In Aktionen und gemeinsamen Erlebnissen lernen wir uns oft ganz anders und intensiver kennen, oft haben wir Bezugsgruppen um aufeinander aufzupassen in der Aktion. Manchmal sind unsere Bezugsgruppen auch die Einzigen, die uns verstehen oder auch die einzigen, mit denen wir über bestimmte Sachen überhaupt reden können, weil niemand sonst davon erfahren darf. Es gibt daher gute Erfahrungen damit, sich vor Aktionen in Bezugsgruppen gemeinsam auszutauschen, über Ängste und Bedürfnisse und sich auch danach, auch mit ein paar Tagen Abstand noch mal zu treffen um über Erlebtes zu reden, gerade wenn es schlimm war.

Out of Action

Wenn ihr mit etwas nicht allein oder mit eurer Bezugsgruppe klar kommt, gibt es auch „Out of Action“, eine Gruppe, die sich gegründet hat um bei emotionalem Stress bis Traumata zu unterstützen. In ihrem Selbstverständnis heißt es: „Über die Traumatisierung Einzelner soll allgemein von politischem Widerstand abgeschreckt werden, indem ein Gefühl von Handlungsunfähigkeit und Ohnmacht gegenüber staatlicher Herrschaft erzeugt wird. Die Betroffenen ziehen sich häufig aus der Bewegung und auch aus ihrem persönlichen Umfeld zurück, wenn sie keine Unterstützung bei der Bewältigung des Erlebten erhalten.

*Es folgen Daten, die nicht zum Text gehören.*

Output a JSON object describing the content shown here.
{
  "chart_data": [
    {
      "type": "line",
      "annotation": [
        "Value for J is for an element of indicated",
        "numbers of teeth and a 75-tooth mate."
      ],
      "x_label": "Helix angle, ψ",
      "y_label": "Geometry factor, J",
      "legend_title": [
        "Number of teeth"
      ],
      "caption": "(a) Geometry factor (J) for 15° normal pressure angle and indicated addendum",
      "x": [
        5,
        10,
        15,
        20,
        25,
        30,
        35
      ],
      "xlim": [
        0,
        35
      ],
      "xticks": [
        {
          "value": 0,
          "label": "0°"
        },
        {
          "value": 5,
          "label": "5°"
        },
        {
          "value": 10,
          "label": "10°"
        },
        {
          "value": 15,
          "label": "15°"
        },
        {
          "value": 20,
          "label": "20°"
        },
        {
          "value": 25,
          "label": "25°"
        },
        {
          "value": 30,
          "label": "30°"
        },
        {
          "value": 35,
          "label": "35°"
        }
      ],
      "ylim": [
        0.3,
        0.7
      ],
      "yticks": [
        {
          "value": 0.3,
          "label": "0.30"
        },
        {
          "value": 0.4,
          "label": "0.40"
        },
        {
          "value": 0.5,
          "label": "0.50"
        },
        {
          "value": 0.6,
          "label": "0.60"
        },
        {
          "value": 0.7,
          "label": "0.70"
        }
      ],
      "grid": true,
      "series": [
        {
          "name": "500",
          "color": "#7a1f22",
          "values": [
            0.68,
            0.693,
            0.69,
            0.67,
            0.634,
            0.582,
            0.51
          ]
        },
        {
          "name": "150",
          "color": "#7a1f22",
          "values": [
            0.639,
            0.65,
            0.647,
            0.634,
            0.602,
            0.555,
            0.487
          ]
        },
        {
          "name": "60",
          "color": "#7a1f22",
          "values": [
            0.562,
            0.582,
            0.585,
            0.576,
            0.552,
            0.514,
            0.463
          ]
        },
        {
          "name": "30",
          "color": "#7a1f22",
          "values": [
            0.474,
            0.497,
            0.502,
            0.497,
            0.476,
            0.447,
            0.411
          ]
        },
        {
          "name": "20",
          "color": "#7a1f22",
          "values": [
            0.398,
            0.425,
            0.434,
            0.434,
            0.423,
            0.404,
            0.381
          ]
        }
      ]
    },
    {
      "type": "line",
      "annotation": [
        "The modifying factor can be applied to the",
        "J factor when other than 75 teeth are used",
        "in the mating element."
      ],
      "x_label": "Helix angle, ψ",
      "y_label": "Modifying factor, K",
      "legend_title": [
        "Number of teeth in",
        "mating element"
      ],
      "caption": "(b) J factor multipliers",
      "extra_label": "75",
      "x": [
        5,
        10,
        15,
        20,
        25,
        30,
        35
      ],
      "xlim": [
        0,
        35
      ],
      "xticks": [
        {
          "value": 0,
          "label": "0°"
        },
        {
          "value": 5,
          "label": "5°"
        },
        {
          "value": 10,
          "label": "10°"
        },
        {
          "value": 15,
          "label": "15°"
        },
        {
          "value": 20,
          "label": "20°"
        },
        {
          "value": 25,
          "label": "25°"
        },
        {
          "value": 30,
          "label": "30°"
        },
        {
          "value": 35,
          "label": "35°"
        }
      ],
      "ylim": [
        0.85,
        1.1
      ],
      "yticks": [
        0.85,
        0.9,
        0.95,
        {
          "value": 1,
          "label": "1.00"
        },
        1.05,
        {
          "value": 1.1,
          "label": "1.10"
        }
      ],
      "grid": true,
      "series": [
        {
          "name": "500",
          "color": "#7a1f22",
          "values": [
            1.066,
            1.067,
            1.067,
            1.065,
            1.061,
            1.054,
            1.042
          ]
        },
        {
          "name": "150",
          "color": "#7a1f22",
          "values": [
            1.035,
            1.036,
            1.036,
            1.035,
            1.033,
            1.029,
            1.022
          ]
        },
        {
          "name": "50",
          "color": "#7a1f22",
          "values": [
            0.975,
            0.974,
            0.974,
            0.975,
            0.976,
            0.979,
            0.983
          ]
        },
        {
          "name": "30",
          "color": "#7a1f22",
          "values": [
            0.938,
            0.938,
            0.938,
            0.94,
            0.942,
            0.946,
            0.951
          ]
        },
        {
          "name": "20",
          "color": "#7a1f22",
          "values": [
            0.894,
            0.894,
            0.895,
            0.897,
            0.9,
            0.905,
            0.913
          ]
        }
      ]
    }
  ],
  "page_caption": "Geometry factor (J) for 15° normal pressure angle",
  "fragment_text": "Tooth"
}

Die Emotionale Erste Hilfe-Gruppe Out of Action kämpft gegen diese Effekte von Gewalt und Repression und für einen offenen, solidarischen Umgang miteinander.“ Out of Action ist eine Gruppe von Aktivist*innen für Aktivist*innen.

Kontakte zu den verschiedenen Ortsgruppen findet ihr hier: https://outofaction.blackblogs.org/

Psychologists for future

In den Gruppen der Psy4Future (also wie fridays for future) haben sich Psycholog*innen/Psychater*innen/Psychotherapeut*innen zum Kampf fürs Klima zusammengeschlossen. Mancherorts bieten Einzelpersonen von ihnen auch Beratung und Gespräche für Aktivist*innen an. Sie haben selbst unterschiedlich viel Aktivisti-Erfahrung.

Weitere Möglichkeiten

Wer eine Auszeit braucht, kann sich auch an das Projekt „Zähne putzen“ wenden, dort werden Orte zur Erholung und zum Reflektieren vermittelt, zum Beispiel in Ökodörfern oder Kommunen. https://aktivisti-retreat.org/

Seit einigen Jahren gibt es auch Aktivist*innen, die mit dem Konzept der Radikalen Therapie arbeiten und dieses für nomadisch aktivistisch lebende Menschen angepasst haben. Radikale Therapie ist eine selbstorganisierte Gruppentherapie in der ohne Therapeuti gearbeitet wird. Demnächst soll eine neue Gruppe gestartet werden. Interessierte können sich an nomadisches_rt@rumpelwicht.net wenden. Allgemeine Infos zur Methodik unter: https://www.radikale-therapie.de/de/

Nicht noch Repression untereinander

Und zum Schluss noch ein bisschen was in eigener Sache. Wir machen alle Fehler. Gerade wenn wir dem Druck von staatlichen Repressionsapparaten ausgesetzt sind ist es nicht immer leicht, den Kopf nicht in den Sand zu stecken oder nachzugeben. Wir haben auch schon davon gehört, dass Menschen Angst hatten sich an Antirepressionsgruppen zu wenden, weil sie Sachen „falsch“ gemacht haben. Bitte macht euch den Stress nicht, wir wollen keine zusätzliche Repressionsstruktur sein. Wendet euch trotzdem an Antirepressionsgruppen, denn auch mit Fehlern oder nicht optimal gelaufenen Sachen lässt sich besser ein solidarischer Umgang finden, wenn wir drüber reden! Deshalb lasst uns nicht hart zueinander sein.